Drinking yoghurt is suitable for all ages. Consumers are familiar with the benefits of probiotics, which improve digestive health and can remedy indigestion and heartburn. According to Euromonitor International, digestive health is the third largest health trend within the USD248 million health and wellness industry in Asia Pacific. Within digestive health, functional/fortified probiotic yoghurt made up almost 70% of Asia Pacific’s value sales in 2018.

Future growth drivers remain strong

Retail value sales of drinking yoghurt in Asia Pacific hit USD24.9 billion in 2018. Over the 2018-2023 forecast period, they are expected to record a CAGR of 10% to reach USD40.5 billion. Growth is expected to come from expansion in product distribution and innovations to specifically target new consumer segments.

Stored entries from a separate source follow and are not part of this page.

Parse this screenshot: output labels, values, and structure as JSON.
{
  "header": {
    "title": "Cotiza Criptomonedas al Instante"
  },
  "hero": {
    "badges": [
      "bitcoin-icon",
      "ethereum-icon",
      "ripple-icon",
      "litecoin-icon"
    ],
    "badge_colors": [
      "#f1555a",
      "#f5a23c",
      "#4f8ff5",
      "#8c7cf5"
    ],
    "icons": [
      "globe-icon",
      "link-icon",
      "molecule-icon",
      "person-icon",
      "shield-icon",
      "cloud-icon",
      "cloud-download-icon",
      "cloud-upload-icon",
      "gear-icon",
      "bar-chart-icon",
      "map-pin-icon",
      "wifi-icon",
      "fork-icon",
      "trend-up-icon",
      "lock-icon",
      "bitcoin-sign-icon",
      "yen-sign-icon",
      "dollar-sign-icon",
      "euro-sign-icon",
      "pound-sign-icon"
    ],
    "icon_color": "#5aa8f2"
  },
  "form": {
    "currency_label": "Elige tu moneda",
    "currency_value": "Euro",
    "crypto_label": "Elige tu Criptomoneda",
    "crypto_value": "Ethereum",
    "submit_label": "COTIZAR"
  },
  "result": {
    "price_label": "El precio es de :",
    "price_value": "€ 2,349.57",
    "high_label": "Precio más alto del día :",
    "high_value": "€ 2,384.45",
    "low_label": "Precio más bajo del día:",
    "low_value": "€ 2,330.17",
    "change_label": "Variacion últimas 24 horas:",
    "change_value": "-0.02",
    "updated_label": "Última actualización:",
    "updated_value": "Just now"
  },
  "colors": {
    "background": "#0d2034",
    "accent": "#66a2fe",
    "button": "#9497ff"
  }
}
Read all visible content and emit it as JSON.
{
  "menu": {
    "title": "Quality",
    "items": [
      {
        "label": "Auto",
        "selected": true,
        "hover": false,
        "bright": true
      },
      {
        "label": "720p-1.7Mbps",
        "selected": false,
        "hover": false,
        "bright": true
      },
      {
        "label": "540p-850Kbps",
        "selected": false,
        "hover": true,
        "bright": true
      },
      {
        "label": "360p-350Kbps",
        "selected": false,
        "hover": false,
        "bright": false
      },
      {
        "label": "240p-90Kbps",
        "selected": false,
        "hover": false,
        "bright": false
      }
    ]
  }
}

In Asia Pacific, drinking yoghurt is expected to expand its distribution reach from first-tier cities into second-tier cities. Direct selling will be used to assimilate its marketing message within unique local cultures, generating brand loyalty through salespeople hired from the same local communities. The lower capital expenditure and marketing spend in penetrating new markets will also make it an attractive expansion strategy into previously untapped markets.

Additional fortification of drinking yoghurt can also help manufacturers target new consumer segments. For example, adding iron and folic acid to it could make it beneficial for female health. As women increasingly marry at a later age, it can be marketed as beneficial for preserving their fertility for pregnancy later on in life.

The wide availability of substitutes and sugar taxes could threaten future growth

Ready-to-drink tea, juices, smoothies and probiotic supplements are close competitors of drinking yoghurt. Drinking yoghurt is also being incorporated into other drinks categories, intensifying the competition. Drinking yoghurt is also vulnerable to sugar taxes, which will raise retail prices in the Philippines and Malaysia, making reformulation even more critical. Downsizing pack sizes and innovating towards other healthy drinks categories can also help mitigate the negative effects of the sugar tax.

Drinking yoghurt’s convenience and healthiness will continue to resonate with consumers in the future. Manufacturers will also need to pre-empt future headwinds and continue adding value to their assortments.